Researchers at Facebook just published a new translation algorithm that uses context to perform translations nine times faster and more accurately than other conventional systems used today.

Conventional translation algorithms go one word or phrase at a time, from the beginning of a sentence to the end. To improve translation, researchers teach algorithms to group words together to create context before translation begins.

On Tuesday, researchers at Facebook leveled up, and decided to use a technique from algorithms that analyzes pictures and translate sentences in a bunch of simultaneous contextual chunks.

It’s something the researchers at the Facebook Artificial Intelligence Research lab call “multi-hop attention,” which gives the impression of a bunch of excited bunnies working to translate a sentence together. The new technique speeds up translations significantly from the conventional methods, and has the potential to significantly improve translations. On top of that, it signals the beginning of using neural networks that are really good at tasks in specific fields to improve unrelated tasks. The researchers say they hope it can be used in document summarization, dialog systems, and question answering.

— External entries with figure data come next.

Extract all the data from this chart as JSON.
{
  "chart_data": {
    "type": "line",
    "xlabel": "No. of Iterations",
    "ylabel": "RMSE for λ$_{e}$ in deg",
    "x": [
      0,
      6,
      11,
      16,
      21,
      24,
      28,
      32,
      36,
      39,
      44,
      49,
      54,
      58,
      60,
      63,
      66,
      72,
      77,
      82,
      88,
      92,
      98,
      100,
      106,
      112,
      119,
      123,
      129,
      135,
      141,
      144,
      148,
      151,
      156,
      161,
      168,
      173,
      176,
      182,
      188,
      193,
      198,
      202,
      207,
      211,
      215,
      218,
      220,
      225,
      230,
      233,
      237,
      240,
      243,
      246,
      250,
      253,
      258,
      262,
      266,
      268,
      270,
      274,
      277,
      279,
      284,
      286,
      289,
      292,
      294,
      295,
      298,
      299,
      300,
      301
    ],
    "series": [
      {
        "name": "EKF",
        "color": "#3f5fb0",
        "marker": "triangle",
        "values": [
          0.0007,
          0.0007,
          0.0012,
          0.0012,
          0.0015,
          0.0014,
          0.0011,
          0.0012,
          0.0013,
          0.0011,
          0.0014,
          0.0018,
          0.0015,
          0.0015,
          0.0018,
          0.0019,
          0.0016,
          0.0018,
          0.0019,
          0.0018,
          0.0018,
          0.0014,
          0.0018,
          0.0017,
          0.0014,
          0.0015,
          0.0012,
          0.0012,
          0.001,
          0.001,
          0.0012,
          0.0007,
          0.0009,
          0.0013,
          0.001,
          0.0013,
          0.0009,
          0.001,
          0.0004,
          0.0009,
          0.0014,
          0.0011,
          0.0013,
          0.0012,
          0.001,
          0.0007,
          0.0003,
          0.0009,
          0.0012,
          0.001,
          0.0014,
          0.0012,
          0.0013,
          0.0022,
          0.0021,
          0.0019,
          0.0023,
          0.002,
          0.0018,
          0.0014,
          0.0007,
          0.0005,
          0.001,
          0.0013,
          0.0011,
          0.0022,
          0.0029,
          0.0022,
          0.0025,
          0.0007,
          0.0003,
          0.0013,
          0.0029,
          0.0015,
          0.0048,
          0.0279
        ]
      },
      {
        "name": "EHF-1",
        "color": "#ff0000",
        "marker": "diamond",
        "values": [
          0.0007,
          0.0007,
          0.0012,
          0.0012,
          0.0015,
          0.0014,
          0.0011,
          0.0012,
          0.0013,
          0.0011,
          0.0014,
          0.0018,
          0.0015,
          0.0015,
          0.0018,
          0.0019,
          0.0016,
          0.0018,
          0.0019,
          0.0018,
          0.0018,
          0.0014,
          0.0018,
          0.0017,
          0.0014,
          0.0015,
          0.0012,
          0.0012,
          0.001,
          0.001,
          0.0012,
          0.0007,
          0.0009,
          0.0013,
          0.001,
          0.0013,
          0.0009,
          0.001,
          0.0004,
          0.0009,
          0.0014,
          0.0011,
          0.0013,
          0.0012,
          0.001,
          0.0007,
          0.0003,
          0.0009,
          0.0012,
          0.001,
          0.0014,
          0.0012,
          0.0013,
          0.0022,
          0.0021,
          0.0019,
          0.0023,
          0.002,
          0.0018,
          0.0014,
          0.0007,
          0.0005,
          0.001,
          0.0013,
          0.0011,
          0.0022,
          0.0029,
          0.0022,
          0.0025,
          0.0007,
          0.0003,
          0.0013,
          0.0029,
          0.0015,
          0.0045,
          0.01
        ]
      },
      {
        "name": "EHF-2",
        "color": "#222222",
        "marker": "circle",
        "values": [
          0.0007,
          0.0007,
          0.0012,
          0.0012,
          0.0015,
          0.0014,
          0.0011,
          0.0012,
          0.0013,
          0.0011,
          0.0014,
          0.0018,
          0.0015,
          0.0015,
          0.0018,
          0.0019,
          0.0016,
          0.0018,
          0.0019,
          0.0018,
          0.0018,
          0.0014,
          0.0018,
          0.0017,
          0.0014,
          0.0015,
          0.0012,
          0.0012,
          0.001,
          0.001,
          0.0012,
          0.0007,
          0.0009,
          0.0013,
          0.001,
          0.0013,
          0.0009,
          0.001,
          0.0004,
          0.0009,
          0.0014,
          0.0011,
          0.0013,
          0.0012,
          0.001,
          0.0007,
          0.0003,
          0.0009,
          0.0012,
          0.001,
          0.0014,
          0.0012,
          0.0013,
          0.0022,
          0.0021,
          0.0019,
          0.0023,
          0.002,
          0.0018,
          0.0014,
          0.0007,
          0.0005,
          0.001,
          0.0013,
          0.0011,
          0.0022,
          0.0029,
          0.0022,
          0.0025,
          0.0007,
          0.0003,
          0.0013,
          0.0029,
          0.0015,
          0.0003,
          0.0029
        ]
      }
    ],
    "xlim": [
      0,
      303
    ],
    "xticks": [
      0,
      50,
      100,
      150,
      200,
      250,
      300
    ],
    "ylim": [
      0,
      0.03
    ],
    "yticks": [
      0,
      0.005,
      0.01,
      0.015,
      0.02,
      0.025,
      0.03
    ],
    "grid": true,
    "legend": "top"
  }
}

The translation algorithm uses a convolutional neural network which is used in computer vision because it can look at an image at many scales simultaneously. It was originally developed by Facebook’s own Yann LeCun.

“In our case, it took some time to figure out all the details to get CNN’s to work for translation. We tried several methods to train those systems and it was not obvious from the outset which one would work,” Michael Auli, at Facebook Artificial Intelligence Research tells Inverse.

Some researchers have used these kinds of neural networks for translation, but typically for sentence analysis and not word-for-word translation.

The algorithm is able to look at the whole phrase (top) and then figure out what the most important parts are to build the translation (bottom). The dark lines show where the algorithm is paying attention to translate each word.

Finally, by using a technique to control the way the information flowed into the algorithm during training, the team was able to get good translations. The method is basically the idea that you can build knowledge from simple to more complex. So by shutting down some of the function of the algorithm early on, Auli and his team were able to build the speed and skill of the translation over time, by teaching the system how to identify the most important information. Once the training was over, the team was able to translate between French, German, and Romanian nine times faster than the neural networks that have typically been used for translation.

Right now, the translation process only works on sentences, and can’t use context from an entire document to improve its translation, Auli says. He thinks it should be possible to do that, and the team is working to be the first to apply a translation algorithm to an entire document.

“We also foresee that different translation systems could benefit from our multi-hop attention mechanism, which enable the translation system to look at the source sentence multiple times.” says Auli.

And this is just the beginning of using neural networks typically used for visual analysis in translation, Auli says. Algorithms that work by analyzing images by running parallel analyses at the same time is one of the next kinds of next tech the team intends to try in translation, he says.

Correction, May 12: Auli’s team will look into more than the neural networks typically used for visual analysis in their translation work, as originally reported in the story.